Voor abdominale aneurysma’s stellen de huidige behandelingsrichtlijnen voor electieve chirurgische reparatie voor wanneer de diameter van het aneurysma groter is dan 5 cm (2 in). Recente gegevens over patiënten in de leeftijd van 60-76 jaar suggereren echter medisch beheer voor abdominale aneurysma’s met een diameter van minder dan 5,5 cm (2 in).
Open chirurgieEdit
Open operatie begint met het blootleggen van het uitgezette deel van de aorta via een incisie in de buik of buik en borst, gevolgd door het inbrengen van een synthetisch (Dacron of Gore-Tex) graft (buis) om de zieke aorta te vervangen. De graft wordt met de hand vastgenaaid aan de niet-zieke delen van de aorta, en de aneurysmale zak wordt rond de graft gesloten.
De aorta en de vertakkende slagaders worden tijdens open chirurgie gekruist afgeklemd. Dit kan leiden tot onvoldoende bloedtoevoer naar het ruggenmerg, met paraplegie tot gevolg. Uit een systematische review en meta-analyse uit 2004 bleek dat cerebrospinale vloeistofdrainage (CFSD), mits uitgevoerd in ervaren centra, het risico op ischemische ruggenmergschade vermindert door de perfusiedruk naar het ruggenmerg te verhogen. Een Cochrane systematische review uit 2012 merkte op dat verder onderzoek naar de effectiviteit van CFSD voor het voorkomen van een ruggenmergletsel nodig is.
EndovasculairEdit
Endovasculaire behandeling van aorta-aneurysma’s is een minimaal invasief alternatief voor open chirurgische reparatie.

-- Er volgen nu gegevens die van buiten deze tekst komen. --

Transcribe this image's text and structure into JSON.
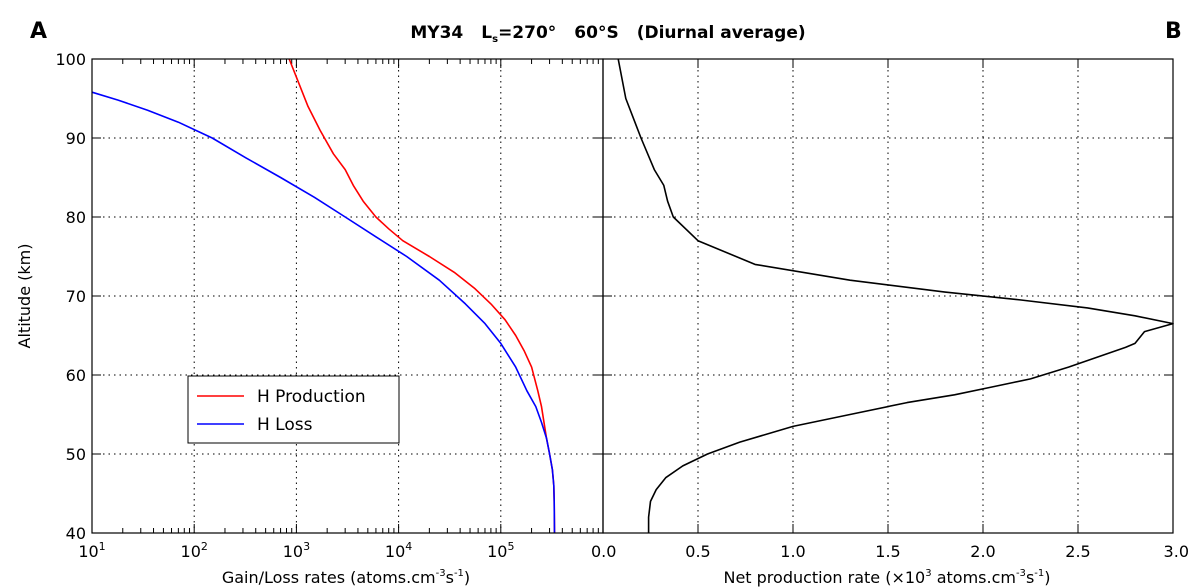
{
  "figure": {
    "title_parts": [
      "MY34",
      "L",
      "s",
      "=270°",
      "60°S",
      "(Diurnal average)"
    ],
    "panel_a_letter": "A",
    "panel_b_letter": "B"
  },
  "chart_data": [
    {
      "panel": "A",
      "type": "line",
      "xscale": "log",
      "xlim": [
        10,
        1000000
      ],
      "ylim": [
        40,
        100
      ],
      "xticks": [
        10,
        100,
        1000,
        10000,
        100000
      ],
      "xtick_base": "10",
      "xtick_exponents": [
        "1",
        "2",
        "3",
        "4",
        "5"
      ],
      "yticks": [
        40,
        50,
        60,
        70,
        80,
        90,
        100
      ],
      "ytick_labels": [
        "40",
        "50",
        "60",
        "70",
        "80",
        "90",
        "100"
      ],
      "xlabel_parts": [
        "Gain/Loss rates (atoms.cm",
        "-3",
        "s",
        "-1",
        ")"
      ],
      "ylabel": "Altitude (km)",
      "grid": true,
      "legend_placement": "lower-left",
      "series": [
        {
          "name": "H Production",
          "color": "#ff0000",
          "x": [
            335000,
            333000,
            330000,
            320000,
            300000,
            280000,
            250000,
            230000,
            200000,
            170000,
            140000,
            110000,
            80000,
            55000,
            35000,
            20000,
            11000,
            8000,
            6000,
            4500,
            3600,
            3000,
            2300,
            1700,
            1300,
            1050,
            850
          ],
          "y": [
            40,
            44,
            46,
            48,
            50,
            52,
            56,
            58,
            61,
            63,
            65,
            67,
            69,
            71,
            73,
            75,
            77,
            78.5,
            80,
            82,
            84,
            86,
            88,
            91,
            94,
            97,
            100
          ]
        },
        {
          "name": "H Loss",
          "color": "#0000ff",
          "x": [
            335000,
            333000,
            330000,
            320000,
            300000,
            280000,
            250000,
            220000,
            180000,
            140000,
            100000,
            70000,
            45000,
            25000,
            12000,
            6000,
            3000,
            1500,
            700,
            320,
            150,
            70,
            35,
            18,
            10
          ],
          "y": [
            40,
            44,
            46,
            48,
            50,
            52,
            54,
            56,
            58,
            61,
            64,
            66.5,
            69,
            72,
            75,
            77.5,
            80,
            82.5,
            85,
            87.5,
            90,
            92,
            93.5,
            94.8,
            95.8
          ]
        }
      ]
    },
    {
      "panel": "B",
      "type": "line",
      "xlim": [
        0,
        3
      ],
      "ylim": [
        40,
        100
      ],
      "xticks": [
        0,
        0.5,
        1,
        1.5,
        2,
        2.5,
        3
      ],
      "xtick_labels": [
        "0.0",
        "0.5",
        "1.0",
        "1.5",
        "2.0",
        "2.5",
        "3.0"
      ],
      "xlabel_parts": [
        "Net production rate (×10",
        "3",
        " atoms.cm",
        "-3",
        "s",
        "-1",
        ")"
      ],
      "grid": true,
      "series": [
        {
          "color": "#000000",
          "x": [
            0.24,
            0.24,
            0.25,
            0.28,
            0.33,
            0.42,
            0.55,
            0.72,
            1.0,
            1.3,
            1.6,
            1.85,
            2.05,
            2.25,
            2.45,
            2.75,
            2.8,
            2.85,
            3.0,
            2.8,
            2.55,
            2.2,
            1.8,
            1.3,
            0.8,
            0.5,
            0.37,
            0.34,
            0.32,
            0.27,
            0.2,
            0.12,
            0.08
          ],
          "y": [
            40,
            42,
            44,
            45.5,
            47,
            48.5,
            50,
            51.5,
            53.5,
            55,
            56.5,
            57.5,
            58.5,
            59.5,
            61,
            63.5,
            64,
            65.5,
            66.5,
            67.5,
            68.5,
            69.5,
            70.5,
            72,
            74,
            77,
            80,
            82,
            84,
            86,
            90,
            95,
            100
          ]
        }
      ]
    }
  ]
}
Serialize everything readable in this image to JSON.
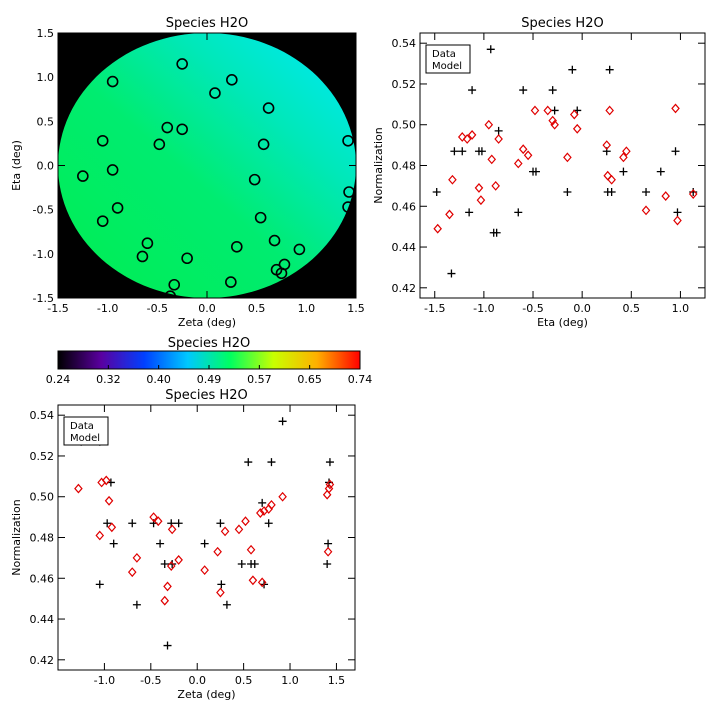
{
  "colors": {
    "data": "#000000",
    "model": "#e00000",
    "background": "#000000"
  },
  "chart_data": [
    {
      "id": "map",
      "type": "heatmap",
      "title": "Species H2O",
      "xlabel": "Zeta (deg)",
      "ylabel": "Eta (deg)",
      "xlim": [
        -1.5,
        1.5
      ],
      "ylim": [
        -1.5,
        1.5
      ],
      "xticks": [
        "-1.5",
        "-1.0",
        "-0.5",
        "0.0",
        "0.5",
        "1.0",
        "1.5"
      ],
      "yticks": [
        "-1.5",
        "-1.0",
        "-0.5",
        "0.0",
        "0.5",
        "1.0",
        "1.5"
      ],
      "xtick_values": [
        -1.5,
        -1.0,
        -0.5,
        0.0,
        0.5,
        1.0,
        1.5
      ],
      "ytick_values": [
        -1.5,
        -1.0,
        -0.5,
        0.0,
        0.5,
        1.0,
        1.5
      ],
      "field_radius": 1.5,
      "stations": [
        [
          -0.25,
          1.15
        ],
        [
          -0.95,
          0.95
        ],
        [
          0.08,
          0.82
        ],
        [
          0.25,
          0.97
        ],
        [
          0.62,
          0.65
        ],
        [
          -0.4,
          0.43
        ],
        [
          -0.25,
          0.41
        ],
        [
          -1.05,
          0.28
        ],
        [
          -0.48,
          0.24
        ],
        [
          0.57,
          0.24
        ],
        [
          1.42,
          0.28
        ],
        [
          -1.25,
          -0.12
        ],
        [
          -0.95,
          -0.05
        ],
        [
          0.48,
          -0.16
        ],
        [
          -0.9,
          -0.48
        ],
        [
          1.43,
          -0.3
        ],
        [
          1.42,
          -0.47
        ],
        [
          0.54,
          -0.59
        ],
        [
          -1.05,
          -0.63
        ],
        [
          -0.6,
          -0.88
        ],
        [
          0.68,
          -0.85
        ],
        [
          0.3,
          -0.92
        ],
        [
          0.93,
          -0.95
        ],
        [
          -0.65,
          -1.03
        ],
        [
          -0.2,
          -1.05
        ],
        [
          0.78,
          -1.12
        ],
        [
          0.7,
          -1.18
        ],
        [
          0.75,
          -1.22
        ],
        [
          0.24,
          -1.32
        ],
        [
          -0.33,
          -1.35
        ],
        [
          -0.37,
          -1.48
        ]
      ]
    },
    {
      "id": "eta",
      "type": "scatter",
      "title": "Species H2O",
      "xlabel": "Eta (deg)",
      "ylabel": "Normalization",
      "xlim": [
        -1.65,
        1.25
      ],
      "ylim": [
        0.415,
        0.545
      ],
      "xticks": [
        "-1.5",
        "-1.0",
        "-0.5",
        "0.0",
        "0.5",
        "1.0"
      ],
      "xtick_values": [
        -1.5,
        -1.0,
        -0.5,
        0.0,
        0.5,
        1.0
      ],
      "yticks": [
        "0.42",
        "0.44",
        "0.46",
        "0.48",
        "0.50",
        "0.52",
        "0.54"
      ],
      "ytick_values": [
        0.42,
        0.44,
        0.46,
        0.48,
        0.5,
        0.52,
        0.54
      ],
      "legend": [
        "Data",
        "Model"
      ],
      "legend_position": "top-left",
      "series": [
        {
          "name": "Data",
          "marker": "plus",
          "points": [
            [
              -1.48,
              0.467
            ],
            [
              -1.33,
              0.427
            ],
            [
              -1.3,
              0.487
            ],
            [
              -1.22,
              0.487
            ],
            [
              -1.15,
              0.457
            ],
            [
              -1.12,
              0.517
            ],
            [
              -1.05,
              0.487
            ],
            [
              -1.02,
              0.487
            ],
            [
              -0.93,
              0.537
            ],
            [
              -0.9,
              0.447
            ],
            [
              -0.87,
              0.447
            ],
            [
              -0.85,
              0.497
            ],
            [
              -0.65,
              0.457
            ],
            [
              -0.6,
              0.517
            ],
            [
              -0.5,
              0.477
            ],
            [
              -0.47,
              0.477
            ],
            [
              -0.3,
              0.517
            ],
            [
              -0.28,
              0.507
            ],
            [
              -0.15,
              0.467
            ],
            [
              -0.1,
              0.527
            ],
            [
              -0.05,
              0.507
            ],
            [
              0.25,
              0.487
            ],
            [
              0.26,
              0.467
            ],
            [
              0.28,
              0.527
            ],
            [
              0.3,
              0.467
            ],
            [
              0.42,
              0.477
            ],
            [
              0.65,
              0.467
            ],
            [
              0.8,
              0.477
            ],
            [
              0.95,
              0.487
            ],
            [
              0.97,
              0.457
            ],
            [
              1.13,
              0.467
            ]
          ]
        },
        {
          "name": "Model",
          "marker": "diamond",
          "points": [
            [
              -1.47,
              0.449
            ],
            [
              -1.35,
              0.456
            ],
            [
              -1.32,
              0.473
            ],
            [
              -1.22,
              0.494
            ],
            [
              -1.17,
              0.493
            ],
            [
              -1.12,
              0.495
            ],
            [
              -1.05,
              0.469
            ],
            [
              -1.03,
              0.463
            ],
            [
              -0.95,
              0.5
            ],
            [
              -0.92,
              0.483
            ],
            [
              -0.88,
              0.47
            ],
            [
              -0.85,
              0.493
            ],
            [
              -0.65,
              0.481
            ],
            [
              -0.6,
              0.488
            ],
            [
              -0.55,
              0.485
            ],
            [
              -0.48,
              0.507
            ],
            [
              -0.35,
              0.507
            ],
            [
              -0.3,
              0.502
            ],
            [
              -0.28,
              0.5
            ],
            [
              -0.15,
              0.484
            ],
            [
              -0.08,
              0.505
            ],
            [
              -0.05,
              0.498
            ],
            [
              0.25,
              0.49
            ],
            [
              0.26,
              0.475
            ],
            [
              0.28,
              0.507
            ],
            [
              0.3,
              0.473
            ],
            [
              0.42,
              0.484
            ],
            [
              0.45,
              0.487
            ],
            [
              0.65,
              0.458
            ],
            [
              0.85,
              0.465
            ],
            [
              0.95,
              0.508
            ],
            [
              0.97,
              0.453
            ],
            [
              1.13,
              0.466
            ]
          ]
        }
      ]
    },
    {
      "id": "colorbar",
      "type": "heatmap",
      "title": "Species H2O",
      "range": [
        0.24,
        0.74
      ],
      "tick_labels": [
        "0.24",
        "0.32",
        "0.40",
        "0.49",
        "0.57",
        "0.65",
        "0.74"
      ],
      "colormap": [
        "#000000",
        "#5a00a0",
        "#0040ff",
        "#00c8ff",
        "#00ff60",
        "#c8ff00",
        "#ffb000",
        "#ff0000"
      ]
    },
    {
      "id": "zeta",
      "type": "scatter",
      "title": "Species H2O",
      "xlabel": "Zeta (deg)",
      "ylabel": "Normalization",
      "xlim": [
        -1.5,
        1.7
      ],
      "ylim": [
        0.415,
        0.545
      ],
      "xticks": [
        "-1.0",
        "-0.5",
        "0.0",
        "0.5",
        "1.0",
        "1.5"
      ],
      "xtick_values": [
        -1.0,
        -0.5,
        0.0,
        0.5,
        1.0,
        1.5
      ],
      "yticks": [
        "0.42",
        "0.44",
        "0.46",
        "0.48",
        "0.50",
        "0.52",
        "0.54"
      ],
      "ytick_values": [
        0.42,
        0.44,
        0.46,
        0.48,
        0.5,
        0.52,
        0.54
      ],
      "legend": [
        "Data",
        "Model"
      ],
      "legend_position": "top-left",
      "series": [
        {
          "name": "Data",
          "marker": "plus",
          "points": [
            [
              -1.25,
              0.527
            ],
            [
              -1.05,
              0.527
            ],
            [
              -1.05,
              0.457
            ],
            [
              -0.97,
              0.487
            ],
            [
              -0.93,
              0.507
            ],
            [
              -0.9,
              0.477
            ],
            [
              -0.7,
              0.487
            ],
            [
              -0.65,
              0.447
            ],
            [
              -0.47,
              0.487
            ],
            [
              -0.4,
              0.477
            ],
            [
              -0.35,
              0.467
            ],
            [
              -0.32,
              0.427
            ],
            [
              -0.28,
              0.487
            ],
            [
              -0.27,
              0.467
            ],
            [
              -0.2,
              0.487
            ],
            [
              0.08,
              0.477
            ],
            [
              0.25,
              0.487
            ],
            [
              0.26,
              0.457
            ],
            [
              0.32,
              0.447
            ],
            [
              0.48,
              0.467
            ],
            [
              0.55,
              0.517
            ],
            [
              0.58,
              0.467
            ],
            [
              0.62,
              0.467
            ],
            [
              0.7,
              0.497
            ],
            [
              0.72,
              0.457
            ],
            [
              0.77,
              0.487
            ],
            [
              0.8,
              0.517
            ],
            [
              0.92,
              0.537
            ],
            [
              1.4,
              0.467
            ],
            [
              1.41,
              0.477
            ],
            [
              1.42,
              0.507
            ],
            [
              1.43,
              0.517
            ]
          ]
        },
        {
          "name": "Model",
          "marker": "diamond",
          "points": [
            [
              -1.28,
              0.504
            ],
            [
              -1.05,
              0.481
            ],
            [
              -1.03,
              0.507
            ],
            [
              -0.98,
              0.508
            ],
            [
              -0.95,
              0.498
            ],
            [
              -0.92,
              0.485
            ],
            [
              -0.7,
              0.463
            ],
            [
              -0.65,
              0.47
            ],
            [
              -0.47,
              0.49
            ],
            [
              -0.42,
              0.488
            ],
            [
              -0.35,
              0.449
            ],
            [
              -0.32,
              0.456
            ],
            [
              -0.28,
              0.466
            ],
            [
              -0.27,
              0.484
            ],
            [
              -0.2,
              0.469
            ],
            [
              0.08,
              0.464
            ],
            [
              0.22,
              0.473
            ],
            [
              0.25,
              0.453
            ],
            [
              0.3,
              0.483
            ],
            [
              0.45,
              0.484
            ],
            [
              0.52,
              0.488
            ],
            [
              0.58,
              0.474
            ],
            [
              0.6,
              0.459
            ],
            [
              0.68,
              0.492
            ],
            [
              0.7,
              0.458
            ],
            [
              0.72,
              0.493
            ],
            [
              0.77,
              0.494
            ],
            [
              0.8,
              0.496
            ],
            [
              0.92,
              0.5
            ],
            [
              1.4,
              0.501
            ],
            [
              1.41,
              0.473
            ],
            [
              1.42,
              0.504
            ],
            [
              1.43,
              0.506
            ]
          ]
        }
      ]
    }
  ]
}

Het houdt in dat een endovasculaire stent via kleine incisies bovenaan elk been in de aorta wordt geplaatst.
Vergeleken met open chirurgie heeft EVAR een lager risico op overlijden op korte termijn en een korter verblijf in het ziekenhuis, maar is niet altijd een optie. Er lijkt geen verschil te zijn in de resultaten op langere termijn tussen de twee. Na EVAR zijn vaker herhalingsprocedures nodig.

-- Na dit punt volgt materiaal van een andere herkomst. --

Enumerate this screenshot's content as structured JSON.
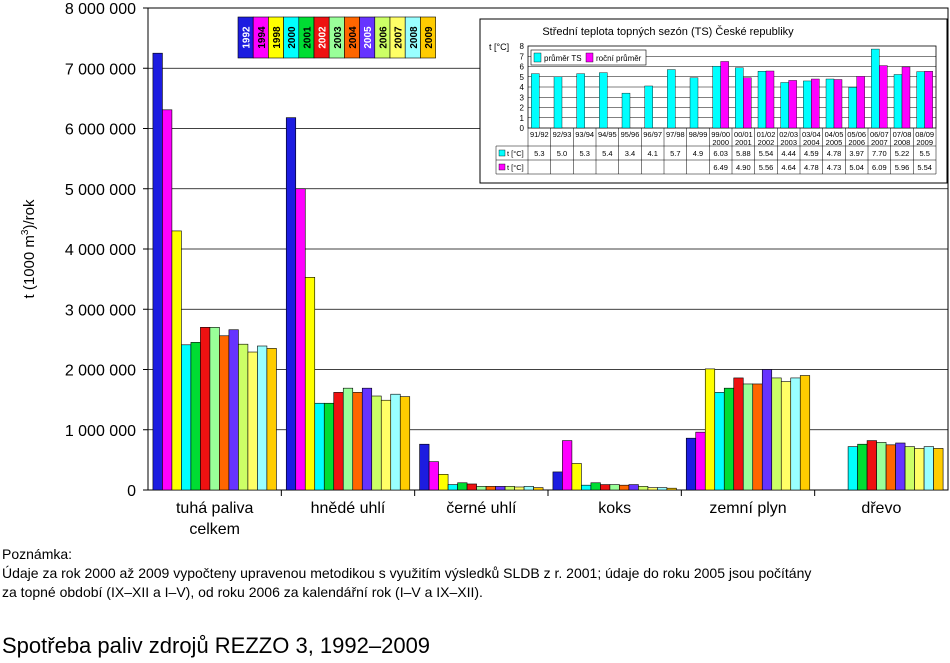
{
  "chart_data": [
    {
      "type": "bar",
      "ylabel_main": "t (1000 m",
      "ylabel_sup": "3",
      "ylabel_tail": ")/rok",
      "ylim": [
        0,
        8000000
      ],
      "yticks": [
        0,
        1000000,
        2000000,
        3000000,
        4000000,
        5000000,
        6000000,
        7000000,
        8000000
      ],
      "ytick_labels": [
        "0",
        "1 000 000",
        "2 000 000",
        "3 000 000",
        "4 000 000",
        "5 000 000",
        "6 000 000",
        "7 000 000",
        "8 000 000"
      ],
      "grid": true,
      "legend_position": "top-left",
      "categories": [
        {
          "line1": "tuhá paliva",
          "line2": "celkem"
        },
        {
          "line1": "hnědé uhlí",
          "line2": ""
        },
        {
          "line1": "černé uhlí",
          "line2": ""
        },
        {
          "line1": "koks",
          "line2": ""
        },
        {
          "line1": "zemní plyn",
          "line2": ""
        },
        {
          "line1": "dřevo",
          "line2": ""
        }
      ],
      "series": [
        {
          "name": "1992",
          "color": "#1c1ce0",
          "values": [
            7250000,
            6180000,
            760000,
            300000,
            860000,
            null
          ]
        },
        {
          "name": "1994",
          "color": "#ff00ff",
          "values": [
            6310000,
            5000000,
            470000,
            820000,
            960000,
            null
          ]
        },
        {
          "name": "1998",
          "color": "#ffff00",
          "values": [
            4300000,
            3530000,
            260000,
            440000,
            2010000,
            null
          ]
        },
        {
          "name": "2000",
          "color": "#00ffff",
          "values": [
            2410000,
            1440000,
            90000,
            80000,
            1620000,
            720000
          ]
        },
        {
          "name": "2001",
          "color": "#00dd33",
          "values": [
            2450000,
            1440000,
            120000,
            120000,
            1690000,
            760000
          ]
        },
        {
          "name": "2002",
          "color": "#ee1111",
          "values": [
            2700000,
            1620000,
            100000,
            90000,
            1860000,
            820000
          ]
        },
        {
          "name": "2003",
          "color": "#99ff99",
          "values": [
            2700000,
            1690000,
            60000,
            90000,
            1760000,
            790000
          ]
        },
        {
          "name": "2004",
          "color": "#ff6600",
          "values": [
            2560000,
            1620000,
            60000,
            80000,
            1760000,
            750000
          ]
        },
        {
          "name": "2005",
          "color": "#6633ff",
          "values": [
            2660000,
            1690000,
            60000,
            90000,
            2000000,
            780000
          ]
        },
        {
          "name": "2006",
          "color": "#ccff66",
          "values": [
            2420000,
            1560000,
            60000,
            60000,
            1860000,
            720000
          ]
        },
        {
          "name": "2007",
          "color": "#ffff66",
          "values": [
            2290000,
            1490000,
            50000,
            40000,
            1800000,
            690000
          ]
        },
        {
          "name": "2008",
          "color": "#99ffff",
          "values": [
            2390000,
            1590000,
            60000,
            40000,
            1860000,
            720000
          ]
        },
        {
          "name": "2009",
          "color": "#ffcc00",
          "values": [
            2350000,
            1550000,
            40000,
            30000,
            1900000,
            690000
          ]
        }
      ]
    },
    {
      "type": "bar",
      "title": "Střední teplota topných sezón (TS) České republiky",
      "ylabel": "t [°C]",
      "ylim": [
        0,
        8
      ],
      "yticks": [
        0,
        1,
        2,
        3,
        4,
        5,
        6,
        7,
        8
      ],
      "legend_position": "top-left",
      "row_label": "t [°C]",
      "categories": [
        {
          "line1": "91/92",
          "line2": ""
        },
        {
          "line1": "92/93",
          "line2": ""
        },
        {
          "line1": "93/94",
          "line2": ""
        },
        {
          "line1": "94/95",
          "line2": ""
        },
        {
          "line1": "95/96",
          "line2": ""
        },
        {
          "line1": "96/97",
          "line2": ""
        },
        {
          "line1": "97/98",
          "line2": ""
        },
        {
          "line1": "98/99",
          "line2": ""
        },
        {
          "line1": "99/00",
          "line2": "2000"
        },
        {
          "line1": "00/01",
          "line2": "2001"
        },
        {
          "line1": "01/02",
          "line2": "2002"
        },
        {
          "line1": "02/03",
          "line2": "2003"
        },
        {
          "line1": "03/04",
          "line2": "2004"
        },
        {
          "line1": "04/05",
          "line2": "2005"
        },
        {
          "line1": "05/06",
          "line2": "2006"
        },
        {
          "line1": "06/07",
          "line2": "2007"
        },
        {
          "line1": "07/08",
          "line2": "2008"
        },
        {
          "line1": "08/09",
          "line2": "2009"
        }
      ],
      "series": [
        {
          "name": "průměr TS",
          "color": "#00ffff",
          "values": [
            5.3,
            5.0,
            5.3,
            5.4,
            3.4,
            4.1,
            5.7,
            4.9,
            6.03,
            5.88,
            5.54,
            4.44,
            4.59,
            4.78,
            3.97,
            7.7,
            5.22,
            5.5
          ],
          "labels": [
            "5.3",
            "5.0",
            "5.3",
            "5.4",
            "3.4",
            "4.1",
            "5.7",
            "4.9",
            "6.03",
            "5.88",
            "5.54",
            "4.44",
            "4.59",
            "4.78",
            "3.97",
            "7.70",
            "5.22",
            "5.5"
          ]
        },
        {
          "name": "roční průměr",
          "color": "#ff00ff",
          "values": [
            null,
            null,
            null,
            null,
            null,
            null,
            null,
            null,
            6.49,
            4.9,
            5.56,
            4.64,
            4.78,
            4.73,
            5.04,
            6.09,
            5.96,
            5.54
          ],
          "labels": [
            "",
            "",
            "",
            "",
            "",
            "",
            "",
            "",
            "6.49",
            "4.90",
            "5.56",
            "4.64",
            "4.78",
            "4.73",
            "5.04",
            "6.09",
            "5.96",
            "5.54"
          ]
        }
      ]
    }
  ],
  "note": {
    "heading": "Poznámka:",
    "text_line1": "Údaje za rok 2000 až 2009 vypočteny upravenou metodikou s využitím výsledků SLDB z r. 2001; údaje do roku 2005 jsou počítány",
    "text_line2": "za topné období (IX–XII a I–V), od roku 2006 za kalendářní rok (I–V a IX–XII)."
  },
  "caption": "Spotřeba paliv zdrojů REZZO 3, 1992–2009"
}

Betere resultaten zijn er alleen bij ongecompliceerde, electieve descenderende thoracale en infrarenale aorta. Bovendien bleek uit recente VS-gegevens uit 2006-2007 van geïsoleerde descenderende thoracale aorta-aneurysma’s dat 23% van de ideale kandidaten (ongecompliceerde, electieve descenderende aorta-aneurysma’s) een TEVAR onderging, terwijl de overige 77% een open chirurgische reparatie onderging.